Youth Climate Strike’s communications director, Neha Desaraju, told Insider the group “hasn’t officially reached out to anyone outside the US” and has only opened up its phone banking efforts to its organizers, none of whom are in Germany.
Zero Hour and the Sunrise Movement didn’t respond to Insider’s request for comment in time for publication.
The ethics of foreign influence
Foreign interference in US elections has become a central issue in recent years. In the 2016 presidential election campaign, Russia had — successfully — exerted massive influence to support then-candidate Donald Trump and to harm his Democratic rival Hillary Clinton.
And last month, federal authorities informed the Sanders campaign that the Russian government has attempted to interfere in the 2020 primaries to help Sanders win the Democratic nomination.
But, in this case, experts say the foreign involvement on behalf of the Sanders campaign appears to be above board. Under US federal election law, foreign entities and individuals aren’t allowed to contribute funds in American elections.

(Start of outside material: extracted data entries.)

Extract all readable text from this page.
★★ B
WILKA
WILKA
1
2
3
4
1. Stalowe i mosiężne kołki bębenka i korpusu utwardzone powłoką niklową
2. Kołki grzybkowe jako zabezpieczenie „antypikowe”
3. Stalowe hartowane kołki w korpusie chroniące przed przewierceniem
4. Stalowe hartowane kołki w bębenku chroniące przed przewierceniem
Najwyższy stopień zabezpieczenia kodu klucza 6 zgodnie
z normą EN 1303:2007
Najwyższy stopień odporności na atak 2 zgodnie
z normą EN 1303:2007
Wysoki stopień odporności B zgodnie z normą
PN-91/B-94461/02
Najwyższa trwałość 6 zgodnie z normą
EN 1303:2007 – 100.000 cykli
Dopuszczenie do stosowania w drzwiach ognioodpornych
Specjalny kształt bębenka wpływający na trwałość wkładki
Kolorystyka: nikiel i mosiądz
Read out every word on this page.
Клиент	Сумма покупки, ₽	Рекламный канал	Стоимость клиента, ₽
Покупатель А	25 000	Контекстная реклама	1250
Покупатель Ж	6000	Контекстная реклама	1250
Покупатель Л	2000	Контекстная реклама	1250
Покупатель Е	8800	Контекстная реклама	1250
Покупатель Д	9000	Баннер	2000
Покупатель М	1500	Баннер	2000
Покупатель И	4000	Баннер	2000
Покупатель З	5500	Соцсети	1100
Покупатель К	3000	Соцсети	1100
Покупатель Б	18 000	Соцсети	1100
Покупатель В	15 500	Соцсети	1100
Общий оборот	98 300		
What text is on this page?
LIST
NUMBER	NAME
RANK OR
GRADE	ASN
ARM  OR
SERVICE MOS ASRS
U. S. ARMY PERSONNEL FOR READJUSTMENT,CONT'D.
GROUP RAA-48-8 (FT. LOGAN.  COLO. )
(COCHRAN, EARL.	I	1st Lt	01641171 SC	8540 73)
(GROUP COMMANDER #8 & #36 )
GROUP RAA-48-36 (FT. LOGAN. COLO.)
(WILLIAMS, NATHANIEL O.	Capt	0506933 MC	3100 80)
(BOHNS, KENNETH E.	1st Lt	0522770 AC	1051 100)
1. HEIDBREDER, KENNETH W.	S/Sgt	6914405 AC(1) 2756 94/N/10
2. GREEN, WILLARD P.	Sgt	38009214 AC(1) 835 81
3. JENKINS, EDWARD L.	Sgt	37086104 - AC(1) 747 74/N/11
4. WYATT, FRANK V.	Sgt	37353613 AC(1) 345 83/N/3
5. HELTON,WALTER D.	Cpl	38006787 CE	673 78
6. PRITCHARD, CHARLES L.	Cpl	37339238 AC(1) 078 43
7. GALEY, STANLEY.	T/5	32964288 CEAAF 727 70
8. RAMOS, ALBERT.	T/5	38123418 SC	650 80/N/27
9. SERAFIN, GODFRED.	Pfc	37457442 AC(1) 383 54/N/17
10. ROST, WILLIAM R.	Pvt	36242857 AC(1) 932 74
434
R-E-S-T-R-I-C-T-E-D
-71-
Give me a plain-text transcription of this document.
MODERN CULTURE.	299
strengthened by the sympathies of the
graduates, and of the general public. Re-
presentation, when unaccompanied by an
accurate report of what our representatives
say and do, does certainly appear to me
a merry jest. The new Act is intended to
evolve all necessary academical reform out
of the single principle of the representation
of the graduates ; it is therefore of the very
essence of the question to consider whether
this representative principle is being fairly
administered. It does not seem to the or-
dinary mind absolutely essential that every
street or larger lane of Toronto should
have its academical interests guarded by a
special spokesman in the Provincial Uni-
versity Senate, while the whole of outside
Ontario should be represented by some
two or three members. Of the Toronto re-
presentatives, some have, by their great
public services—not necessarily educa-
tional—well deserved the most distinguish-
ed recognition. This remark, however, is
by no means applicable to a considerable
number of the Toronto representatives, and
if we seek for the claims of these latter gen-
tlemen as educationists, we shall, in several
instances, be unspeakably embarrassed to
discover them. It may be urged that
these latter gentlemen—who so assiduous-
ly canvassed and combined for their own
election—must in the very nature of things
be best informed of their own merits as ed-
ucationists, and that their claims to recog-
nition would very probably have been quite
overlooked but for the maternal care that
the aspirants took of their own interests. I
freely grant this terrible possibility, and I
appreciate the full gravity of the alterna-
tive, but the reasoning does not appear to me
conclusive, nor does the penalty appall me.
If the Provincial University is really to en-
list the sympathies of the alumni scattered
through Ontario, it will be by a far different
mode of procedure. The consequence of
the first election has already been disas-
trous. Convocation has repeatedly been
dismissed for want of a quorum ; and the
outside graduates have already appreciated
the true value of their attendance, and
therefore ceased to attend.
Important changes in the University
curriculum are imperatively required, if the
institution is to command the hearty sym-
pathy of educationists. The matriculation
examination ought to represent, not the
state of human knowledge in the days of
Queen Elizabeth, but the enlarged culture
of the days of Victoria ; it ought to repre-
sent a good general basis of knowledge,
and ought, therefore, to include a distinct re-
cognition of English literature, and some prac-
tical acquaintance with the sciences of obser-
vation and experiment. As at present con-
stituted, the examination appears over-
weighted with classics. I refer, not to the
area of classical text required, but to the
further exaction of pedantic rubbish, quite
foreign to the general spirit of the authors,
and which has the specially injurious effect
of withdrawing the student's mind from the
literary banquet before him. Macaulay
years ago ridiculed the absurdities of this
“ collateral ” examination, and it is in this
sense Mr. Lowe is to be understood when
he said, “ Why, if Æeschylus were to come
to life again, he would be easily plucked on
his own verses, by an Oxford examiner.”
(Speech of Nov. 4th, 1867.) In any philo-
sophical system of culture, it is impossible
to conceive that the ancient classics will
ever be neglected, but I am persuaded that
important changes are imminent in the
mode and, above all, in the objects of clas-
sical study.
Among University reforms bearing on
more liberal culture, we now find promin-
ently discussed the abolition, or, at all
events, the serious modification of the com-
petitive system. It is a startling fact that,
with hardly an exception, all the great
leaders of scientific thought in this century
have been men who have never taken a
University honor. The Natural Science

But foreign nationals are permitted to volunteer for a candidate or campaign, so long as they don’t act in a managerial or decision-making role.
“It’s perfectly legal under US federal campaign finance law for foreign nationals to volunteer for candidates, so long as the volunteer isn’t in a campaign decision-making role,” Paul Ryan, a campaign finance expert at the nonpartisan watchdog group Common Cause, told Insider.
The Sanders campaign, which didn’t immediately respond to Insider’s request for comment, has run into issues with foreign supporters in the past.
Sanders’ 2016 presidential campaign was forced to pay a $14,500 fine to the Federal Election Commission to settle a complaint after it accepted campaign help from members of the Australia Labor Party, which paid the volunteers’ expenses and stipends.
Because the Australian volunteers were compensated, their efforts to help Sanders were considered a violation of federal election law, which bars foreign nationals from giving anything of value to an American candidate or election.
The Sanders campaign settled the complaint, didn’t agree that it violated any laws, and said the campaign staffers managing volunteers didn’t believe the Australians would be barred from helping because they were compensated.
But Ciara Torres-Spelliscy, a professor at Stetson University College of Law, argued that the Trump campaign has not been held accountable for some of its alleged violations of campaign finance law during the 2016 race — potentially setting a new, more relaxed precedent for foreign influence in presidential races.
She pointed to the Trump campaign’s partnership with Cambridge Analytica, which reportedly employed dozens of foreign nationals to work on its political efforts in the US. Meanwhile, the Federal Election Commission has been without a quorum for months and is unable to carry out its watchdog and enforcement duties, which include investigating wrongdoing on campaigns.